The formation flew backwards over a
German city that was in flames. The bombers opened their bomb bay doors,
exerted a miraculous magnetism which shrunk the fires, gathered them into
cylindrical steel containers, and lifted the containers into the bellies of
the planes. The containers were stored neatly in the racks. The Germans
below had miraculous devices of their own, which were long steel tubes.
They used them to suck more fragments from the crewmen and planes. But
there were still a few wounded Americans, though, and some of the bombers
were in bad repair. Over France, though, German fighters came up again,
made everything and everybody as good as new.
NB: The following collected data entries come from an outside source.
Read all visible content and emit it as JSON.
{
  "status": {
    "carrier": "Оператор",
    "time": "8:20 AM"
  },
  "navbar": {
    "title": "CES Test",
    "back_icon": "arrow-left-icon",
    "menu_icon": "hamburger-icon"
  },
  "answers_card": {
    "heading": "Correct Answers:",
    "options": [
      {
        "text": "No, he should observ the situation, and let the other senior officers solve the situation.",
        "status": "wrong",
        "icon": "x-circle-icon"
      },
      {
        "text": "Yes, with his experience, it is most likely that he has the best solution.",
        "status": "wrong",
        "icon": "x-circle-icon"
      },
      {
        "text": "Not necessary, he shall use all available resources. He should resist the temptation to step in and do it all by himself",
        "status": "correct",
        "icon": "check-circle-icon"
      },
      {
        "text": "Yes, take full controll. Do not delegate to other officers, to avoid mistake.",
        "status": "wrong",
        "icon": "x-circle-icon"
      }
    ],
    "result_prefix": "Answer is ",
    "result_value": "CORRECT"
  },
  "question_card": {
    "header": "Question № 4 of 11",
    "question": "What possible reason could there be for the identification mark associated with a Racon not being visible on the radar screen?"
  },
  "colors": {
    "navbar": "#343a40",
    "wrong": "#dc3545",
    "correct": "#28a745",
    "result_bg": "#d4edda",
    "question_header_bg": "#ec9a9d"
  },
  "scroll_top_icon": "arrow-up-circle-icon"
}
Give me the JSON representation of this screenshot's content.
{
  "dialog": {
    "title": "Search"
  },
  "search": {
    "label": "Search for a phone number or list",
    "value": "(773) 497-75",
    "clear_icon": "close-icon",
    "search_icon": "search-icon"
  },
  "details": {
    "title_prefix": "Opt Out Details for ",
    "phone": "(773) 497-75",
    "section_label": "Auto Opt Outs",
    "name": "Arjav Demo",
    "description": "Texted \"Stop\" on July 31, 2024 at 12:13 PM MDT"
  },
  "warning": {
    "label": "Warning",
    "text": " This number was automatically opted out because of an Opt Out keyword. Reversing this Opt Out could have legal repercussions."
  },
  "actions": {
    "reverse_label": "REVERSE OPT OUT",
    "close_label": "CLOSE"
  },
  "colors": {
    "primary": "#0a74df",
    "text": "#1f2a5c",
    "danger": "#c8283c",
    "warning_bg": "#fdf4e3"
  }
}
When the bombers got back to their base,
the steel cylinders were taken from the racks and shipped back to the United
States of America, where factories were operating day and night, dismantling
the cylinders, separating the dangerous contents into minerals. Touchingly,
it was mainly women who did this work. The minerals were then shopped to
specialists in remote areas. It was their business to put them into the
ground, to hide them cleverly, so they would never hurt anybody ever again.
The American fliers turned in their
uniforms, became high school kids. And Hitler turned into a baby, Billy
Pilgrim supposed. That wasn’t in the movie. Billy was extrapolating.
Everybody turned into a baby, and all humanity, without exception, conspired
biologically to produce two perfect people named Adam and Eve, he supposed.